For a proud Jew, Zionist (and no, that is not a dirty word – it is the belief in a national homeland for the Jewish people in its ancestral homeland) and fourth-generation Australian, it is sobering suddenly to have to contemplate the possibility that if we as a society are not careful, the silent majority is at risk of being silenced permanently.

This is, after all, what happened in Nazi Germany. And the major­ity will stay silent at its own peril if it does not heed American scholar Walter Russell Mead’s apt warning: “The rise of anti-Semitism is a sign of widespread, social and cultural failure. It is a leading indicator of a loss of faith in liberal values and of a diminished capacity to understand the modern world and to thrive in it. Societies that tolerate anti-Semitism take a fateful step towards the loss of both freedom and prosperity.”

Let’s be very clear. Legitimate criticism of Israel for its actions and policies is totally valid as long as it is commensurate with the standards demanded from, and criticism directed at, any other nation for similar conduct.

But the venom being directed at Israel and Jewish communities around the world from many quarters is not that.

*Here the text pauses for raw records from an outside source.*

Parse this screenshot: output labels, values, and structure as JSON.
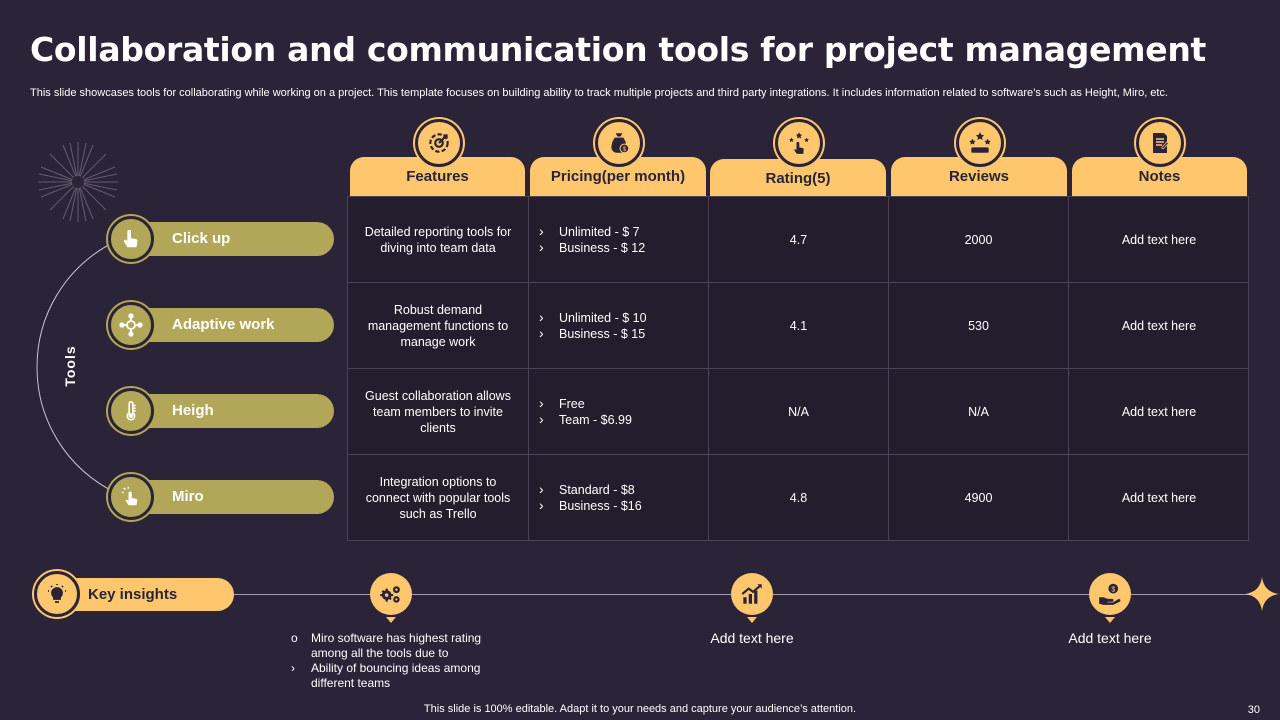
{
  "title": "Collaboration and communication tools for project management",
  "subtitle": "This slide showcases tools for collaborating while working on a project. This template focuses on building ability to track multiple projects and third party integrations. It includes information related to software’s such as Height, Miro, etc.",
  "tools_label": "Tools",
  "tools": [
    {
      "name": "Click up",
      "icon": "hand-pointer-icon"
    },
    {
      "name": "Adaptive work",
      "icon": "network-icon"
    },
    {
      "name": "Heigh",
      "icon": "thermometer-icon"
    },
    {
      "name": "Miro",
      "icon": "touch-gesture-icon"
    }
  ],
  "headers": [
    {
      "label": "Features",
      "icon": "target-gear-icon"
    },
    {
      "label": "Pricing(per month)",
      "icon": "money-bag-icon"
    },
    {
      "label": "Rating(5)",
      "icon": "stars-hand-icon"
    },
    {
      "label": "Reviews",
      "icon": "review-stars-icon"
    },
    {
      "label": "Notes",
      "icon": "notepad-icon"
    }
  ],
  "rows": [
    {
      "features": "Detailed reporting tools for diving into team data",
      "pricing": [
        "Unlimited - $ 7",
        "Business - $ 12"
      ],
      "rating": "4.7",
      "reviews": "2000",
      "notes": "Add text here"
    },
    {
      "features": "Robust demand management functions to manage work",
      "pricing": [
        "Unlimited - $ 10",
        "Business - $ 15"
      ],
      "rating": "4.1",
      "reviews": "530",
      "notes": "Add text here"
    },
    {
      "features": "Guest collaboration allows team members to invite clients",
      "pricing": [
        "Free",
        "Team  - $6.99"
      ],
      "rating": "N/A",
      "reviews": "N/A",
      "notes": "Add text here"
    },
    {
      "features": "Integration options to connect with popular tools such as Trello",
      "pricing": [
        "Standard - $8",
        "Business - $16"
      ],
      "rating": "4.8",
      "reviews": "4900",
      "notes": "Add text here"
    }
  ],
  "insights": {
    "label": "Key insights",
    "bullet_circle": "o",
    "bullet_arrow": "›",
    "item1": "Miro software has highest rating among all the tools due to",
    "item2": "Ability of bouncing ideas among different teams",
    "text2": "Add text here",
    "text3": "Add text here"
  },
  "footer": "This slide is 100% editable. Adapt it to your needs and capture your audience’s attention.",
  "page_number": "30",
  "colors": {
    "background": "#2b2337",
    "accent": "#fec76e",
    "olive": "#b2a658"
  }
}
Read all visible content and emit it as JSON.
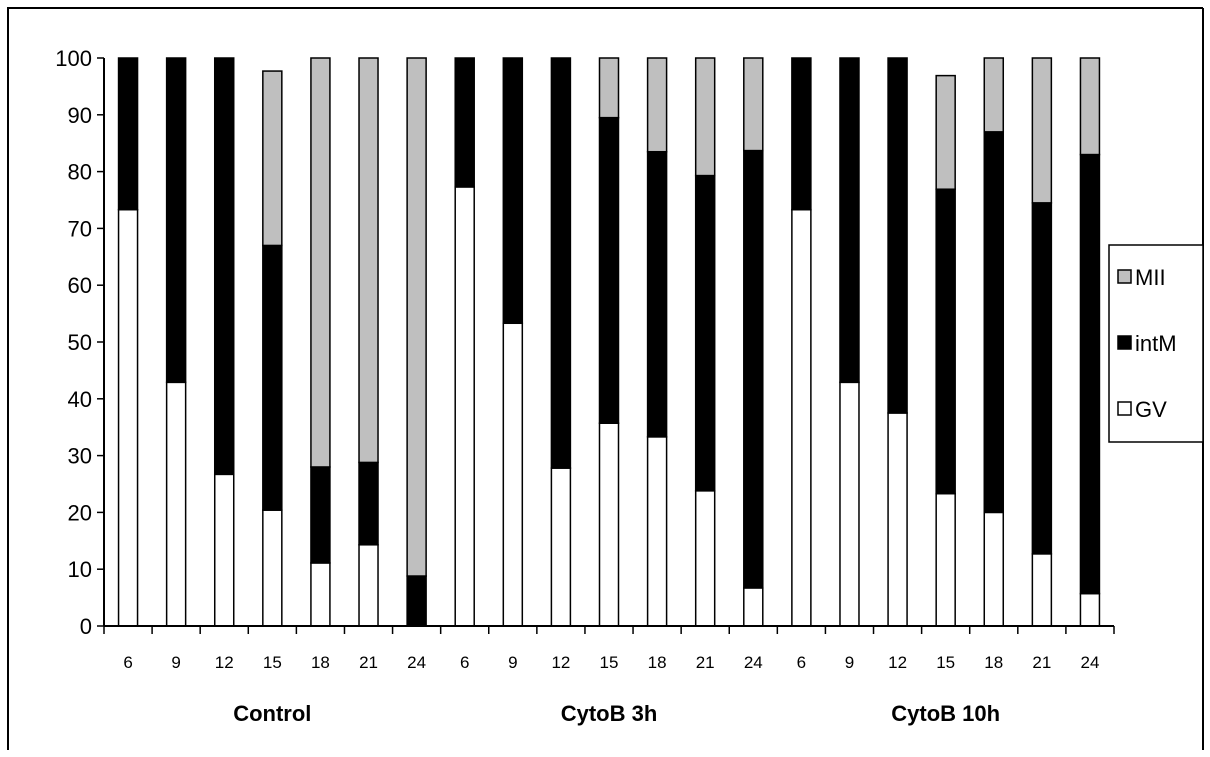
{
  "chart_data": {
    "type": "bar",
    "stacked": true,
    "categories": [
      "6",
      "9",
      "12",
      "15",
      "18",
      "21",
      "24",
      "6",
      "9",
      "12",
      "15",
      "18",
      "21",
      "24",
      "6",
      "9",
      "12",
      "15",
      "18",
      "21",
      "24"
    ],
    "groups": [
      {
        "label": "Control",
        "categories": [
          "6",
          "9",
          "12",
          "15",
          "18",
          "21",
          "24"
        ]
      },
      {
        "label": "CytoB 3h",
        "categories": [
          "6",
          "9",
          "12",
          "15",
          "18",
          "21",
          "24"
        ]
      },
      {
        "label": "CytoB 10h",
        "categories": [
          "6",
          "9",
          "12",
          "15",
          "18",
          "21",
          "24"
        ]
      }
    ],
    "series": [
      {
        "name": "GV",
        "color": "#ffffff",
        "values": [
          73.3,
          42.9,
          26.7,
          20.4,
          11.1,
          14.3,
          0,
          77.3,
          53.3,
          27.8,
          35.7,
          33.3,
          23.8,
          6.7,
          73.3,
          42.9,
          37.5,
          23.3,
          20.0,
          12.7,
          5.7
        ]
      },
      {
        "name": "intM",
        "color": "#000000",
        "values": [
          26.7,
          57.1,
          73.3,
          46.6,
          16.9,
          14.5,
          8.8,
          22.7,
          46.7,
          72.2,
          53.8,
          50.2,
          55.5,
          77.0,
          26.7,
          57.1,
          62.5,
          53.6,
          67.0,
          61.8,
          77.3
        ]
      },
      {
        "name": "MII",
        "color": "#bfbfbf",
        "values": [
          0,
          0,
          0,
          30.7,
          72.0,
          71.2,
          91.2,
          0,
          0,
          0,
          10.5,
          16.5,
          20.7,
          16.3,
          0,
          0,
          0,
          20.0,
          13.0,
          25.5,
          17.0
        ]
      }
    ],
    "ylim": [
      0,
      100
    ],
    "yticks": [
      "0",
      "10",
      "20",
      "30",
      "40",
      "50",
      "60",
      "70",
      "80",
      "90",
      "100"
    ],
    "legend": {
      "position": "right",
      "entries": [
        "MII",
        "intM",
        "GV"
      ]
    },
    "grid": false
  }
}
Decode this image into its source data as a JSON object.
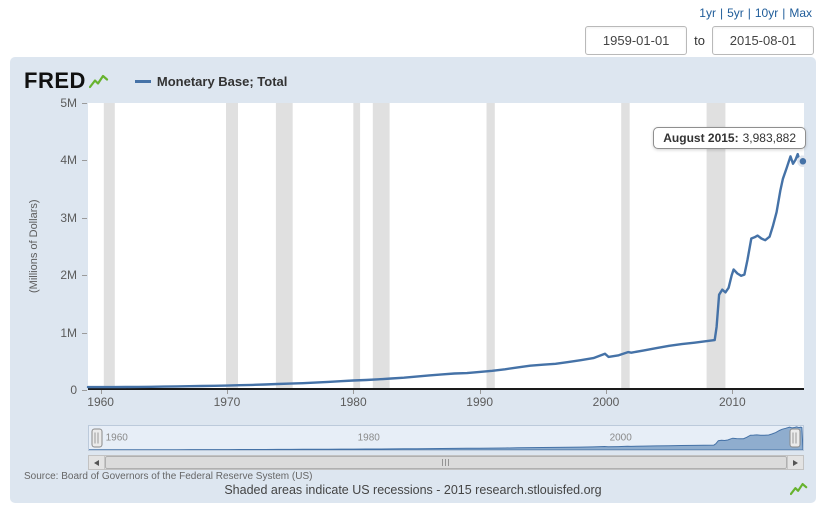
{
  "colors": {
    "accent_link": "#1f5c99",
    "panel_bg": "#dde6f0",
    "logo_green": "#67b32e"
  },
  "range_links": [
    "1yr",
    "5yr",
    "10yr",
    "Max"
  ],
  "range_links_separator": "|",
  "date_range": {
    "start": "1959-01-01",
    "separator": "to",
    "end": "2015-08-01"
  },
  "header": {
    "logo": "FRED",
    "legend_label": "Monetary Base; Total"
  },
  "tooltip": {
    "label": "August 2015:",
    "value": "3,983,882"
  },
  "chart_data": {
    "type": "line",
    "title": "Monetary Base; Total",
    "xlabel": "",
    "ylabel": "(Millions of Dollars)",
    "legend_position": "top-left",
    "grid": false,
    "line_color": "#4572a7",
    "recession_color": "#e0e0e0",
    "nav_fill": "#8fadce",
    "nav_stroke": "#4572a7",
    "xlim": [
      1959,
      2015.67
    ],
    "ylim": [
      0,
      5000000
    ],
    "x_ticks": [
      1960,
      1970,
      1980,
      1990,
      2000,
      2010
    ],
    "y_ticks": [
      {
        "value": 0,
        "label": "0"
      },
      {
        "value": 1000000,
        "label": "1M"
      },
      {
        "value": 2000000,
        "label": "2M"
      },
      {
        "value": 3000000,
        "label": "3M"
      },
      {
        "value": 4000000,
        "label": "4M"
      },
      {
        "value": 5000000,
        "label": "5M"
      }
    ],
    "recessions": [
      [
        1960.25,
        1961.12
      ],
      [
        1969.92,
        1970.87
      ],
      [
        1973.87,
        1975.2
      ],
      [
        1980.0,
        1980.54
      ],
      [
        1981.54,
        1982.87
      ],
      [
        1990.54,
        1991.2
      ],
      [
        2001.2,
        2001.87
      ],
      [
        2007.96,
        2009.45
      ]
    ],
    "series_name": "Monetary Base; Total",
    "last_point_label": "August 2015: 3,983,882",
    "points": [
      [
        1959.0,
        50600
      ],
      [
        1960,
        50500
      ],
      [
        1961,
        51000
      ],
      [
        1962,
        52000
      ],
      [
        1963,
        54000
      ],
      [
        1964,
        56500
      ],
      [
        1965,
        59000
      ],
      [
        1966,
        62000
      ],
      [
        1967,
        65500
      ],
      [
        1968,
        70000
      ],
      [
        1969,
        73500
      ],
      [
        1970,
        77500
      ],
      [
        1971,
        83000
      ],
      [
        1972,
        89000
      ],
      [
        1973,
        96000
      ],
      [
        1974,
        104000
      ],
      [
        1975,
        111000
      ],
      [
        1976,
        119000
      ],
      [
        1977,
        129000
      ],
      [
        1978,
        141000
      ],
      [
        1979,
        153000
      ],
      [
        1980,
        165000
      ],
      [
        1981,
        175000
      ],
      [
        1982,
        186000
      ],
      [
        1983,
        201000
      ],
      [
        1984,
        215000
      ],
      [
        1985,
        233000
      ],
      [
        1986,
        255000
      ],
      [
        1987,
        272000
      ],
      [
        1988,
        288000
      ],
      [
        1989,
        295000
      ],
      [
        1990,
        315000
      ],
      [
        1991,
        335000
      ],
      [
        1992,
        360000
      ],
      [
        1993,
        393000
      ],
      [
        1994,
        424000
      ],
      [
        1995,
        440000
      ],
      [
        1996,
        457000
      ],
      [
        1997,
        486000
      ],
      [
        1998,
        520000
      ],
      [
        1999,
        555000
      ],
      [
        1999.92,
        632000
      ],
      [
        2000.2,
        577000
      ],
      [
        2001,
        605000
      ],
      [
        2001.75,
        660000
      ],
      [
        2002,
        650000
      ],
      [
        2003,
        690000
      ],
      [
        2004,
        730000
      ],
      [
        2005,
        770000
      ],
      [
        2006,
        800000
      ],
      [
        2007,
        824000
      ],
      [
        2008.6,
        870000
      ],
      [
        2008.75,
        1100000
      ],
      [
        2008.95,
        1660000
      ],
      [
        2009.2,
        1750000
      ],
      [
        2009.45,
        1700000
      ],
      [
        2009.7,
        1780000
      ],
      [
        2009.95,
        2000000
      ],
      [
        2010.1,
        2100000
      ],
      [
        2010.4,
        2030000
      ],
      [
        2010.7,
        1990000
      ],
      [
        2010.95,
        2010000
      ],
      [
        2011.2,
        2270000
      ],
      [
        2011.5,
        2640000
      ],
      [
        2011.75,
        2660000
      ],
      [
        2012.0,
        2690000
      ],
      [
        2012.3,
        2640000
      ],
      [
        2012.6,
        2610000
      ],
      [
        2012.95,
        2670000
      ],
      [
        2013.2,
        2850000
      ],
      [
        2013.5,
        3100000
      ],
      [
        2013.8,
        3480000
      ],
      [
        2014.0,
        3680000
      ],
      [
        2014.3,
        3870000
      ],
      [
        2014.6,
        4070000
      ],
      [
        2014.8,
        3940000
      ],
      [
        2015.0,
        4010000
      ],
      [
        2015.17,
        4110000
      ],
      [
        2015.33,
        3990000
      ],
      [
        2015.5,
        4060000
      ],
      [
        2015.58,
        3983882
      ]
    ]
  },
  "navigator": {
    "year_labels": [
      1960,
      1980,
      2000
    ]
  },
  "footer": {
    "source": "Source: Board of Governors of the Federal Reserve System (US)",
    "note": "Shaded areas indicate US recessions - 2015 research.stlouisfed.org"
  }
}
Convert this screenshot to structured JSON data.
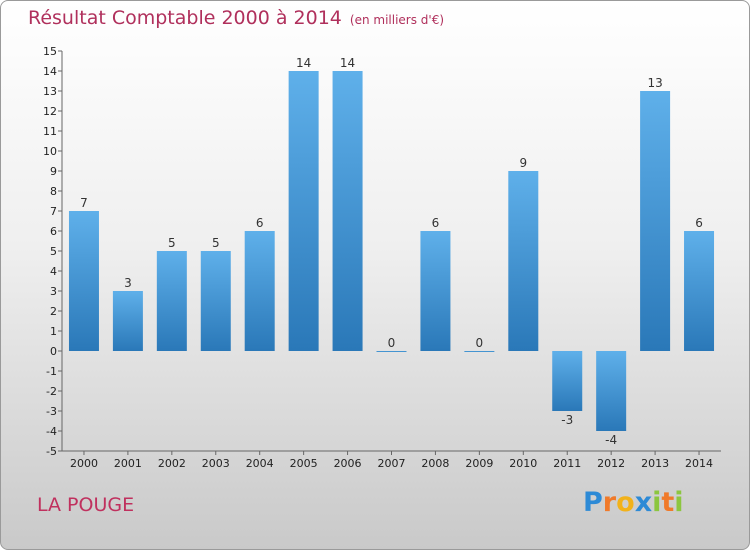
{
  "header": {
    "title": "Résultat Comptable 2000 à 2014",
    "subtitle": "(en milliers d'€)"
  },
  "commune": "LA POUGE",
  "logo": {
    "parts": [
      "P",
      "r",
      "o",
      "x",
      "i",
      "t",
      "i"
    ]
  },
  "colors": {
    "bar_top": "#5fb0ea",
    "bar_bottom": "#2a78b8",
    "title": "#b0305c"
  },
  "chart_data": {
    "type": "bar",
    "title": "Résultat Comptable 2000 à 2014",
    "ylabel": "en milliers d'€",
    "xlabel": "",
    "categories": [
      "2000",
      "2001",
      "2002",
      "2003",
      "2004",
      "2005",
      "2006",
      "2007",
      "2008",
      "2009",
      "2010",
      "2011",
      "2012",
      "2013",
      "2014"
    ],
    "values": [
      7,
      3,
      5,
      5,
      6,
      14,
      14,
      0,
      6,
      0,
      9,
      -3,
      -4,
      13,
      6
    ],
    "yticks": [
      "15",
      "14",
      "13",
      "12",
      "11",
      "10",
      "9",
      "8",
      "7",
      "6",
      "5",
      "4",
      "3",
      "2",
      "1",
      "0",
      "-1",
      "-2",
      "-3",
      "-4",
      "-5"
    ],
    "ylim": [
      -5,
      15
    ],
    "grid": false
  }
}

In the case of Israel, it is bad enough that Israel is being forced to defend itself against the very real existential threat and heinous war crimes perpetrated on it by Hamas and Hezbollah, orchestrated by their paymaster Iran.

And even worse, it is being forced to do so in the face of Hamas’s genocidal and suicidal quest – by hiding behind civilians and cynically weaponising Western values against Israel – to deliberately create as much suffering and death of innocents on both sides of the conflict as possible.

But what pushes this beyond the pale is Israel being forced to defend itself for defending itself in a manner that any other nation on earth would almost certainly do if faced with the same diabolically complex set of circumstances.

This is not only discriminatory but perilously close to the oldest form of racism we know, but this time in a new guise and directed not only at Jewish people directly but the world’s Jew as well: the State of Israel.

And in relation to our Jewish communities here in Australia, when pro-Palestinian protests are deliberately and provocatively directed at them in the heart of Caulfield and the eastern suburbs of Sydney, the distinction between legitimate criticism of Israel and straight-out anti-Semitism becomes very blurred indeed.

So, to the silent majority out there, before it is too late, I implore you – speak up and do not let the grasshoppers silence you.

The future of our liberal, democratic, tolerant and prosperous society depends on it.

Paul Rubenstein is NSW chairman of the Australia/Israel & Jewish Affairs Council.